What good looks like

The playbook's own quality bar tells you whether a run worked:

  • The interview produced the raw material. A costed before-state, a concrete after-state with at least one hard number, the why-us moment, and two or three quotable lines the customer confirmed.
  • The draft is skimmable. A reader who only sees the headline, the two or three result stats, and the pull quote gets the whole story.
  • The permission request passes on the first read. Every quote verbatim, the naming exact, every metric one the customer already confirmed, so approval takes the customer minutes rather than a negotiation.

Common questions

Does the agent interview the customer directly? No. The agent prepares the questions and you run the conversation. The interview is a relationship moment with a customer who just got value from you, and the structured questions make sure that conversation surfaces a hard number and quotable lines without turning into an interrogation.

What if the customer will not share a specific number? An unconfirmed number never publishes. The interview technique is to ask an open question and then follow with "can you put a number on that?", because a figure like a task going from hours to minutes beats "much better". If the customer declines, the study runs on the concrete before-and-after change instead, and the fact-check keeps any implied figure out of the draft.

Can the agent publish the case study on its own? No. The workflow ends at a human approval step, and before that step the editor agent must issue a go note. Nothing counts as publish-ready until the customer has approved their quotes, attribution, and metrics and you have signed off.

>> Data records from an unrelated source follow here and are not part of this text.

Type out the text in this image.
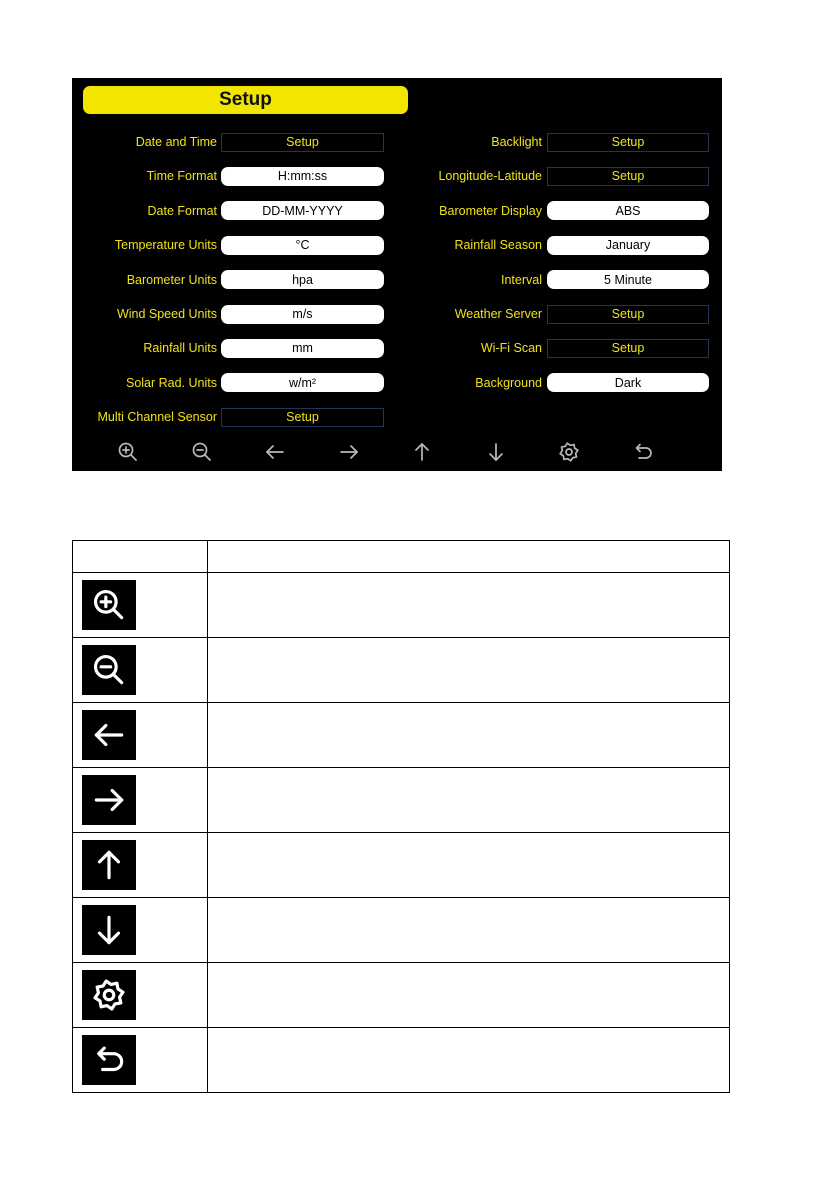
Setup
Date and Time	Setup
Time Format	H:mm:ss
Date Format	DD-MM-YYYY
Temperature Units	°C
Barometer Units	hpa
Wind Speed Units	m/s
Rainfall Units	mm
Solar Rad. Units	w/m²
Multi Channel Sensor	Setup
Backlight	Setup
Longitude-Latitude	Setup
Barometer Display	ABS
Rainfall Season	January
Interval	5 Minute
Weather Server	Setup
Wi-Fi Scan	Setup
Background	Dark
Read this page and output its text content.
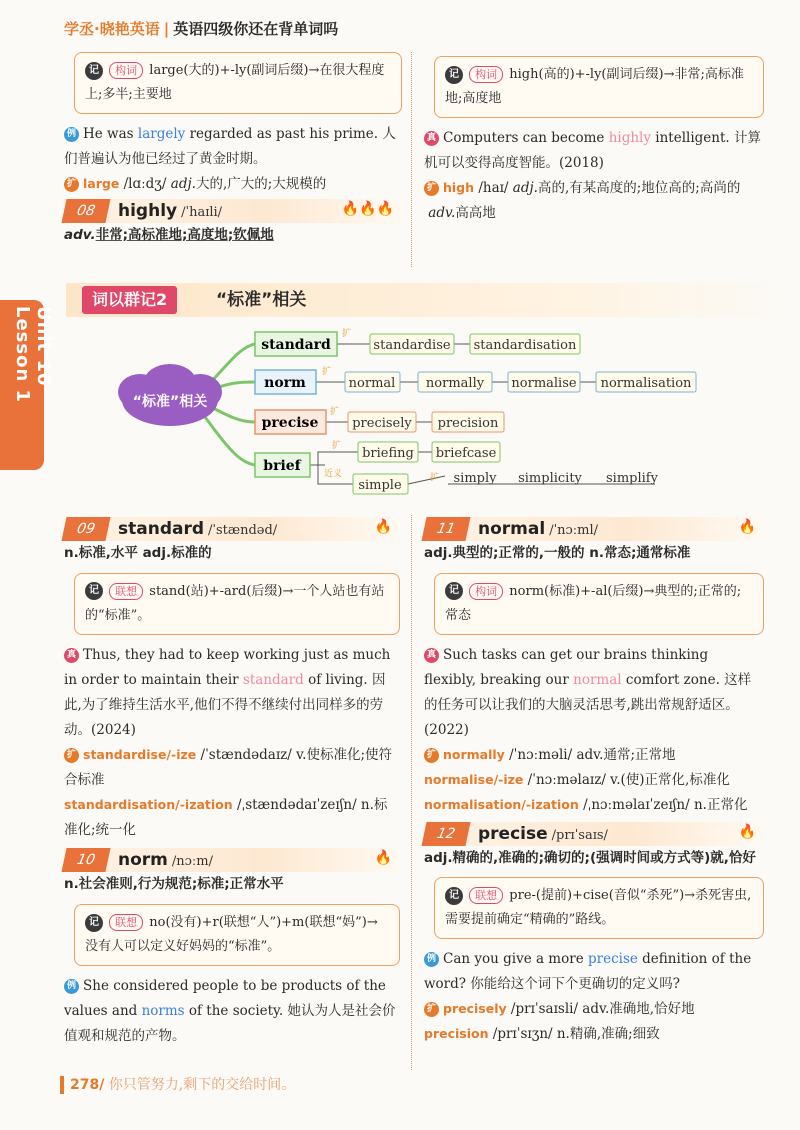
学丞·晓艳英语 | 英语四级你还在背单词吗
记 构词 large(大的)+-ly(副词后缀)→在很大程度上;多半;主要地
例 He was largely regarded as past his prime. 人们普遍认为他已经过了黄金时期。
扩 large /lɑːdʒ/ adj.大的,广大的;大规模的
08	highly /ˈhaɪli/	🔥🔥🔥
adv.非常;高标准地;高度地;钦佩地
记 构词 high(高的)+-ly(副词后缀)→非常;高标准地;高度地
真 Computers can become highly intelligent. 计算机可以变得高度智能。(2018)
扩 high /haɪ/ adj.高的,有某高度的;地位高的;高尚的  adv.高高地
Unit 10 Lesson 1
词以群记2	“标准”相关
“标准”相关
standard
norm
precise
brief
standardise standardisation
normal normally normalise normalisation
precisely precision
briefing briefcase
simple	simply simplicity simplify
扩
扩
扩
扩
扩
近义
09	standard /ˈstændəd/	🔥
n.标准,水平 adj.标准的
记 联想 stand(站)+-ard(后缀)→一个人站也有站的“标准”。
真 Thus, they had to keep working just as much in order to maintain their standard of living. 因此,为了维持生活水平,他们不得不继续付出同样多的劳动。(2024)
扩 standardise/-ize /ˈstændədaɪz/ v.使标准化;使符合标准
standardisation/-ization /ˌstændədaɪˈzeɪʃn/ n.标准化;统一化
10	norm /nɔːm/	🔥
n.社会准则,行为规范;标准;正常水平
记 联想 no(没有)+r(联想“人”)+m(联想“妈”)→没有人可以定义好妈妈的“标准”。
例 She considered people to be products of the values and norms of the society. 她认为人是社会价值观和规范的产物。
11	normal /ˈnɔːml/	🔥
adj.典型的;正常的,一般的 n.常态;通常标准
记 构词 norm(标准)+-al(后缀)→典型的;正常的;常态
真 Such tasks can get our brains thinking flexibly, breaking our normal comfort zone. 这样的任务可以让我们的大脑灵活思考,跳出常规舒适区。(2022)
扩 normally /ˈnɔːməli/ adv.通常;正常地
normalise/-ize /ˈnɔːməlaɪz/ v.(使)正常化,标准化
normalisation/-ization /ˌnɔːməlaɪˈzeɪʃn/ n.正常化
12	precise /prɪˈsaɪs/	🔥
adj.精确的,准确的;确切的;(强调时间或方式等)就,恰好
记 联想 pre-(提前)+cise(音似“杀死”)→杀死害虫,需要提前确定“精确的”路线。
例 Can you give a more precise definition of the word? 你能给这个词下个更确切的定义吗?
扩 precisely /prɪˈsaɪsli/ adv.准确地,恰好地
precision /prɪˈsɪʒn/ n.精确,准确;细致
278/ 你只管努力,剩下的交给时间。
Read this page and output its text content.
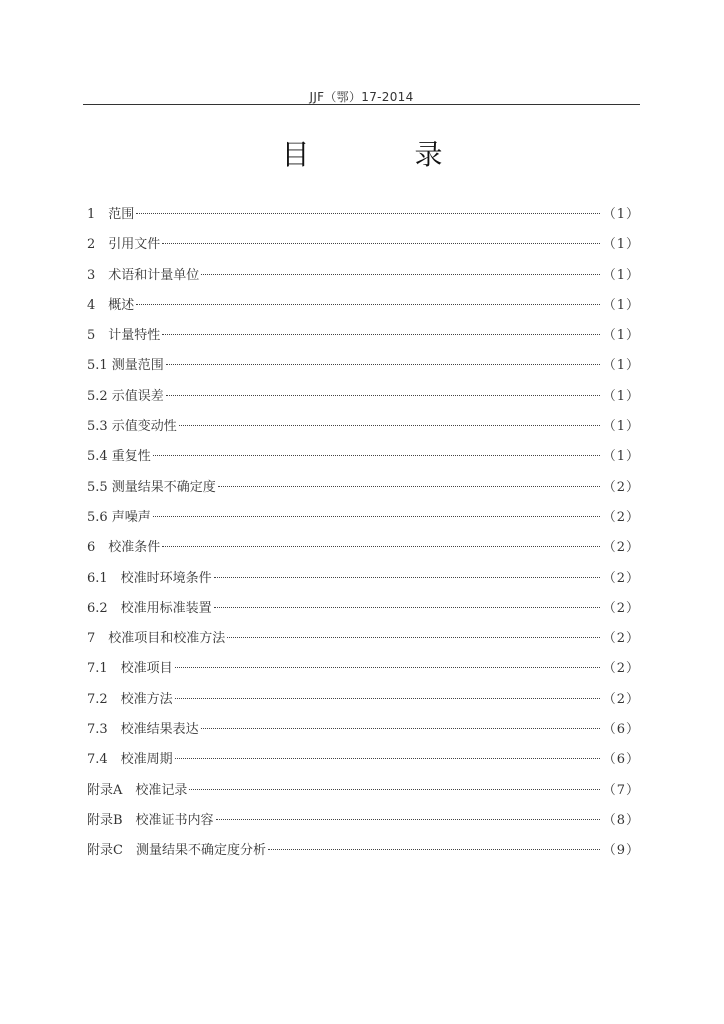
JJF（鄂）17-2014
目 录
1　范围	（1）
2　引用文件	（1）
3　术语和计量单位	（1）
4　概述	（1）
5　计量特性	（1）
5.1 测量范围	（1）
5.2 示值误差	（1）
5.3 示值变动性	（1）
5.4 重复性	（1）
5.5 测量结果不确定度	（2）
5.6 声噪声	（2）
6　校准条件	（2）
6.1　校准时环境条件	（2）
6.2　校准用标准装置	（2）
7　校准项目和校准方法	（2）
7.1　校准项目	（2）
7.2　校准方法	（2）
7.3　校准结果表达	（6）
7.4　校准周期	（6）
附录A　校准记录	（7）
附录B　校准证书内容	（8）
附录C　测量结果不确定度分析	（9）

What if the customer wants to stay anonymous? Put that in the approval and confidentiality constraints during setup. The permission request states exactly how the customer will be named and described, including role, company, and logo use, so an anonymized or role-only attribution is agreed in writing before anything is drafted for publication.

When is the right moment to run it? Right after a clear value moment, while the result is fresh and the customer can still put numbers on it. Waiting costs you both the enthusiasm and the precision, which is why the workflow is built to start from a specific value event rather than a calendar.